By 2020 every person with cancer should have access to a recovery package that provides better support post-treatment, according to an independent taskforce.

It is one of six strategic priorities outlined in a report published today by the Independent Cancer Taskforce, which aims to boost cancer survival rates and improve patient experience.

It says every person should have a comprehensive plan that outlines treatment as well as the support they get after their treatment ends.

The taskforce suggests a national quality of life metric should be developed by 2017 to ensure better post-treatment support is available.

An additional 30,000 patients in England every year could survive cancer for ten years or more by 2020, according to the report. Of these, around 11,000 would be through earlier diagnosis.

The five other recommendations are: a radical upgrade in prevention and public health; a national ambition to achieve earlier diagnosis; putting patient experience on a par with clinical effectiveness and safety; investment to deliver a modern, high-quality service; and overhauling the processes for commissioning, accountability and provision.

Taskforce chair Harpal Kumar said: ‘We have an opportunity to save many thousands of lives from cancer every year. We are better informed than ever about how best to prevent, diagnose and treat the disease, and how to deliver better patient experience and quality of life. What is needed now is action.’

The 19-strong taskforce, which includes UK Oncology Nursing Society president Catherine Oakley and Macmillan Cancer Support (MCS) director of services and influencing Juliet Bouverie, was established by NHS England in January to develop a five-year strategy for cancer services.

It recommends that a national cancer team should oversee the delivery of the strategy.

MCS chief executive Lynda Thomas welcomed the report, adding: ‘We know that cancer is no longer just about being cured or dying from the disease. More people than ever before are living with cancer and its effects and are struggling to cope with the physical, emotional and financial consequences of the disease.

‘It is simply not fair that each year, thousands of cancer patients are shown a lack of compassion, are struggling with the debilitating effects of treatment, or are denied a "good" death.

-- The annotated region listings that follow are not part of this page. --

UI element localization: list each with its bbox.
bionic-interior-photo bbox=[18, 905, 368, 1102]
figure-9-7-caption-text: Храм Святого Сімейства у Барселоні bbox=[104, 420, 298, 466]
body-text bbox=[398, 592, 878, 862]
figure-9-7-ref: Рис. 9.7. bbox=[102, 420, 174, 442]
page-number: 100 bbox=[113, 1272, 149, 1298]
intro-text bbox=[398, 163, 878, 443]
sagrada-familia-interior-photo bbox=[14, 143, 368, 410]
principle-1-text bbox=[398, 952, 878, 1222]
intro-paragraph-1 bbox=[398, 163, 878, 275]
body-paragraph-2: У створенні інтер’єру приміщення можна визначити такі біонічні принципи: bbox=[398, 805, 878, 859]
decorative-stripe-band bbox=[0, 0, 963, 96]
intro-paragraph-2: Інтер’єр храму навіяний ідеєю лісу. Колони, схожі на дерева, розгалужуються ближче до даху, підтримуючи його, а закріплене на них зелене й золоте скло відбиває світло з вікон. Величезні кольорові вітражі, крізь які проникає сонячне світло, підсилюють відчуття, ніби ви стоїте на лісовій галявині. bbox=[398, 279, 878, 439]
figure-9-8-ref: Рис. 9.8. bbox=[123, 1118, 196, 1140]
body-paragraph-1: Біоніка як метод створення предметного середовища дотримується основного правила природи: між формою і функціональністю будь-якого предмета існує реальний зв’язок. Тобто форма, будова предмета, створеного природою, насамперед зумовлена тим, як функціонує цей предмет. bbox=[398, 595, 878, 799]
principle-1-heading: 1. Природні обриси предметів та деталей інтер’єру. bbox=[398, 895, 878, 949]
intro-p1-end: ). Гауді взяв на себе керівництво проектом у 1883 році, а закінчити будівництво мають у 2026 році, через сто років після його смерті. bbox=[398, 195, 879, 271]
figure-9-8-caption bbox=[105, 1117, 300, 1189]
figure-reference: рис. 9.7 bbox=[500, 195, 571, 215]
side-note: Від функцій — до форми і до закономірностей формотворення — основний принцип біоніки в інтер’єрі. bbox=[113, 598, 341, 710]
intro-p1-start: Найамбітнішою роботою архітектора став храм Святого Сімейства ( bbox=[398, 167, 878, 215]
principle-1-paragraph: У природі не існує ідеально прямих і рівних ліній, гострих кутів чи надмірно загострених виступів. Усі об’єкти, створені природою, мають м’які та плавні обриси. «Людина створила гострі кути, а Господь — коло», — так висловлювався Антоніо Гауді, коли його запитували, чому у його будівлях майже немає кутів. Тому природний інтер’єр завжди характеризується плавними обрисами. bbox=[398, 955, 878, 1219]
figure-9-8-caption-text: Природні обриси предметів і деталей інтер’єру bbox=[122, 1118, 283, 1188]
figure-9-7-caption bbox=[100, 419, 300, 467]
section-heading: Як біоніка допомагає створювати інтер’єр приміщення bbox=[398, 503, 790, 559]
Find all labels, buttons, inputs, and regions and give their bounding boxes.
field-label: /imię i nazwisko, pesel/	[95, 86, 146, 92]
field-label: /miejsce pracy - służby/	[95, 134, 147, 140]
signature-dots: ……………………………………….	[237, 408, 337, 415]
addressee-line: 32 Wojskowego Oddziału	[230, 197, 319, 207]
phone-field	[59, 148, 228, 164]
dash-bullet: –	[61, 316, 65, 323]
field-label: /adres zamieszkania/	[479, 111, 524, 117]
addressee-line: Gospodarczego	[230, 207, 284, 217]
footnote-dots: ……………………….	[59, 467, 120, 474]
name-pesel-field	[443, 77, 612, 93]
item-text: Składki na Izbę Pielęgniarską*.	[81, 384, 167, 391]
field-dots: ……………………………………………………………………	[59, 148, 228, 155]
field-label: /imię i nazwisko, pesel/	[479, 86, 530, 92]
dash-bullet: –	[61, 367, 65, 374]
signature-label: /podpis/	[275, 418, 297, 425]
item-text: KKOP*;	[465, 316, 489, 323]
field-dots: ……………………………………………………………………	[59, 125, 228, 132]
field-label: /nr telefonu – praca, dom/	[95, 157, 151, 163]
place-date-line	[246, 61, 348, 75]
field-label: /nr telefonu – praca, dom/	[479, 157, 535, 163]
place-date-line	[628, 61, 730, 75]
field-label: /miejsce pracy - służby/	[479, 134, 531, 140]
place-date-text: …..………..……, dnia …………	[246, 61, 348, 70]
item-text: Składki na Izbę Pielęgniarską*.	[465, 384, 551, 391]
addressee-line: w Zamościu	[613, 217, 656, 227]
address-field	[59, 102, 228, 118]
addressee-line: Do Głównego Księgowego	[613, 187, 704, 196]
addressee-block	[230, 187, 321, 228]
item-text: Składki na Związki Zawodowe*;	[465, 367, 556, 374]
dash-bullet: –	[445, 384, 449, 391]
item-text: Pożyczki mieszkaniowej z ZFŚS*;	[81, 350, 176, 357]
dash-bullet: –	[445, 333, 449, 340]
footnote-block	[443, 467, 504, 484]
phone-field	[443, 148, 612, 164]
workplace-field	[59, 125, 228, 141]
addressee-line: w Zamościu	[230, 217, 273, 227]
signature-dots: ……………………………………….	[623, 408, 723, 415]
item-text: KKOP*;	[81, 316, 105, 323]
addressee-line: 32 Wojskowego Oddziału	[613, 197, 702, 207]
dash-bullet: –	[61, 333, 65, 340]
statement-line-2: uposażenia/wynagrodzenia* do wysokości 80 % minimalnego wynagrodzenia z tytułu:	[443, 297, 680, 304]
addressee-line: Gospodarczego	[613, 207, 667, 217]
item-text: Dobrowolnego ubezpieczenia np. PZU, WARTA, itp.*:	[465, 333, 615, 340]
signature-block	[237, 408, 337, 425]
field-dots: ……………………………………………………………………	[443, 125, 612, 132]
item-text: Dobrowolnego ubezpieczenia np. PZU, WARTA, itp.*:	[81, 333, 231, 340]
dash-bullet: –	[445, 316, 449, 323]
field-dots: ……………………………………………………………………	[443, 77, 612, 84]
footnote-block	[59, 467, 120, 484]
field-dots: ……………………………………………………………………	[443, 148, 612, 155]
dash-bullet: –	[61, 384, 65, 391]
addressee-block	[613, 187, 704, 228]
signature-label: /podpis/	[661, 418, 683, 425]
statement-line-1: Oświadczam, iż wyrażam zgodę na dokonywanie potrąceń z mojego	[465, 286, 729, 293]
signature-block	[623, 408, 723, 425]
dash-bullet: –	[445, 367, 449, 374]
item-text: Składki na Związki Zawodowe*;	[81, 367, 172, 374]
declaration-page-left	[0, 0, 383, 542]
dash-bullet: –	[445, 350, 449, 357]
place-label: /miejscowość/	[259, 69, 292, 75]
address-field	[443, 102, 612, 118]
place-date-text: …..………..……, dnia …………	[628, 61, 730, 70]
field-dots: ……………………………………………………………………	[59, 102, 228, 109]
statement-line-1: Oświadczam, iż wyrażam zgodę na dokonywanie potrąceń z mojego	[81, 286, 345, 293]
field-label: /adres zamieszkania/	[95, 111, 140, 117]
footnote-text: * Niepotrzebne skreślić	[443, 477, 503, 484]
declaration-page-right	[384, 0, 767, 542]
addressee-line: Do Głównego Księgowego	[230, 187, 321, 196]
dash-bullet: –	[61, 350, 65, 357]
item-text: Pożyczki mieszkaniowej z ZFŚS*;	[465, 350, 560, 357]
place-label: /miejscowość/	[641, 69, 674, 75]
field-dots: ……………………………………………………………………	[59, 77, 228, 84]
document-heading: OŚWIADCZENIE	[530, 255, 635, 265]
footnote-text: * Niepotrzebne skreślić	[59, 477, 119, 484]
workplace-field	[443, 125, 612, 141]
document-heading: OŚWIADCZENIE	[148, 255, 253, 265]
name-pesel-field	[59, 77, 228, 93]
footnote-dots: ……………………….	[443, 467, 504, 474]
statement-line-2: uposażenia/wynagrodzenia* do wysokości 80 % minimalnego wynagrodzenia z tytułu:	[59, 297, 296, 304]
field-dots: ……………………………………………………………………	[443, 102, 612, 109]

That is why we need to see urgent action from the government and NHS to implement and fully fund the recommendations in the strategy.'

Sir Mike Richards, chief inspector of hospitals at the Care Quality Commission and former national cancer director at the Department of Health, said the report is an ‘important next step’ for improving cancer services.

He welcomed its emphasis on prevention, early diagnosis and improving patient support.

‘The report has implications for us, so serious consideration will be given to the way we assess the quality of cancer services on our inspections,’ he said.